Los Juegos Olímpicos de Tokio marcaron un quiebre en la carrera del nadador santafecino Santiago Grassi, que se animó a poner pausa y repensar todo. Con dos torneos olímpicos encoma, y luego de haber cerrado su etapa universitaria en Estados Unidos, tomó una decisión difícil: dejar de hacer lo que había hecho desde muy chiquito en su Santa Fe natal. Al menos por un tiempo. Y así transita este año especial: pensando cómo seguir su vida. Sobre este momento trascendental reflexiona en la entrevista con Embajada Argentina, el podcast de LA NACION que tiene como protagonistas a deportistas nacionales que viven y desarrollan su talento en distintos lugares del mundo.

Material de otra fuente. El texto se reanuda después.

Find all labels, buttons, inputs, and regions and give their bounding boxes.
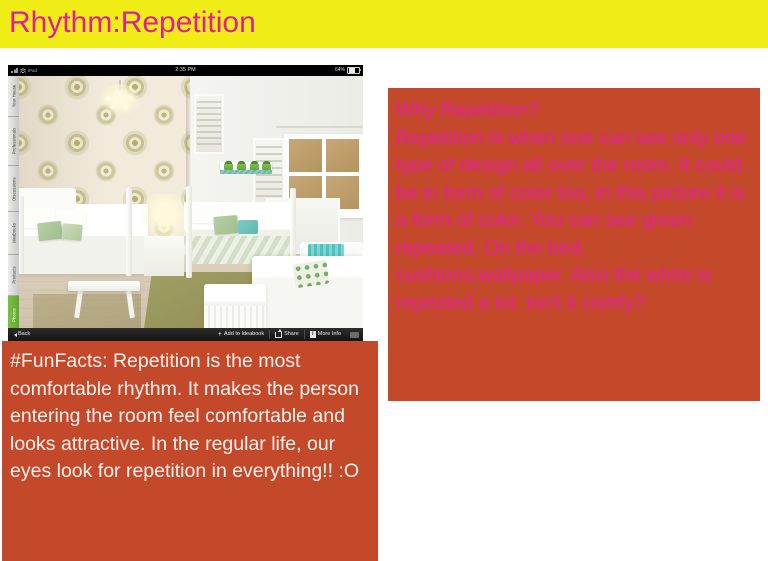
tab-discussions[interactable]: Discussions (8, 166, 19, 212)
room-photo (8, 76, 363, 328)
curtain-rod (276, 126, 363, 128)
tab-label: Photos (11, 308, 16, 322)
page-title: Rhythm:Repetition (9, 3, 256, 43)
status-clock: 2:35 PM (8, 65, 363, 76)
fun-facts-textbox: #FunFacts: Repetition is the most comfor… (2, 341, 378, 561)
more-info-button[interactable]: i More Info (305, 328, 346, 341)
tab-professionals[interactable]: Professionals (8, 117, 19, 166)
floor-rug-secondary (33, 294, 141, 328)
potted-plant (224, 161, 233, 170)
back-button[interactable]: Back (14, 328, 30, 341)
fullscreen-button[interactable] (350, 332, 359, 338)
table-lamp-glow (142, 194, 188, 240)
fun-facts-text: #FunFacts: Repetition is the most comfor… (10, 348, 372, 486)
add-to-ideabook-label: Add to Ideabook (224, 328, 264, 341)
ottoman-skirt (204, 306, 266, 328)
potted-plant (250, 161, 259, 170)
tab-label: Products (11, 266, 16, 283)
potted-plant (262, 161, 271, 170)
chandelier (100, 80, 140, 120)
battery-percent-label: 64% (335, 65, 345, 76)
plant-shelf (220, 162, 272, 170)
info-icon: i (310, 331, 316, 338)
ipad-screenshot-image: iPad 2:35 PM 64% (8, 65, 363, 341)
tab-your-house[interactable]: Your House (8, 76, 19, 117)
nightstand (144, 236, 184, 276)
status-bar-right: 64% (335, 65, 360, 76)
tab-label: Your House (11, 85, 16, 108)
toolbar-actions: + Add to Ideabook Share i More Info (213, 328, 359, 341)
patterned-cushion (292, 260, 329, 288)
app-tab-rail: Your House Professionals Discussions Ide… (8, 76, 19, 328)
tab-products[interactable]: Products (8, 255, 19, 296)
tab-label: Discussions (11, 177, 16, 200)
chevron-left-icon (14, 333, 17, 337)
potted-plant (237, 161, 246, 170)
bench (68, 281, 140, 291)
battery-icon (347, 67, 360, 75)
ios-status-bar: iPad 2:35 PM 64% (8, 65, 363, 76)
plus-icon: + (218, 331, 222, 338)
tab-ideabooks[interactable]: Ideabooks (8, 212, 19, 255)
bed-right (184, 202, 296, 264)
slide-title-bar: Rhythm:Repetition (0, 0, 768, 48)
tab-label: Ideabooks (11, 223, 16, 243)
why-repetition-text: Why Repetition? Repetition is when one c… (396, 97, 754, 317)
share-label: Share (284, 328, 299, 341)
add-to-ideabook-button[interactable]: + Add to Ideabook (213, 328, 269, 341)
app-bottom-toolbar: Back + Add to Ideabook Share i More Info (8, 328, 363, 341)
shelf-trim (220, 170, 272, 174)
more-info-label: More Info (318, 328, 341, 341)
share-button[interactable]: Share (270, 328, 304, 341)
bed-post (126, 188, 132, 276)
share-icon (275, 332, 282, 338)
why-repetition-textbox: Why Repetition? Repetition is when one c… (388, 88, 760, 401)
small-window-shutter (194, 94, 224, 154)
tab-label: Professionals (11, 128, 16, 154)
back-button-label: Back (18, 328, 30, 341)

“Después de Tokio me costaba ir a entrenarme. Todas las mañanas me preguntaba ‘qué estoy haciendo’ y dije: ‘si sigo así, voy a dejar de nadar por frustración y antes de que pase, voy a hacer una pausa’. Esto fue hace seis meses. Incluso ahora no estoy donde me gustaría”, confiesa, a corazón abierto, desde San Diego, donde sale a surfear y correr por la playa, porque el deporte es parte de su esencia. “Estoy dando clínicas de natación para una empresa. Enseño a chicos de entre 8 y 16 años. Y estoy creando un sitio para cursos online”, cuenta.
La foto nostálgica con Delfina Pignatiello en Dubai, los recuerdos de su paso por la universidad de Auburn -donde estudió dos carreras: Marketing y Gestion de información de sistemas- y todas las puertas que le abre el futuro fueron parte de la charla. Ahora se enfoca en coaching ontológico: “Se trata de ayudarte a ser una mejor versión de vos mismo”, explica.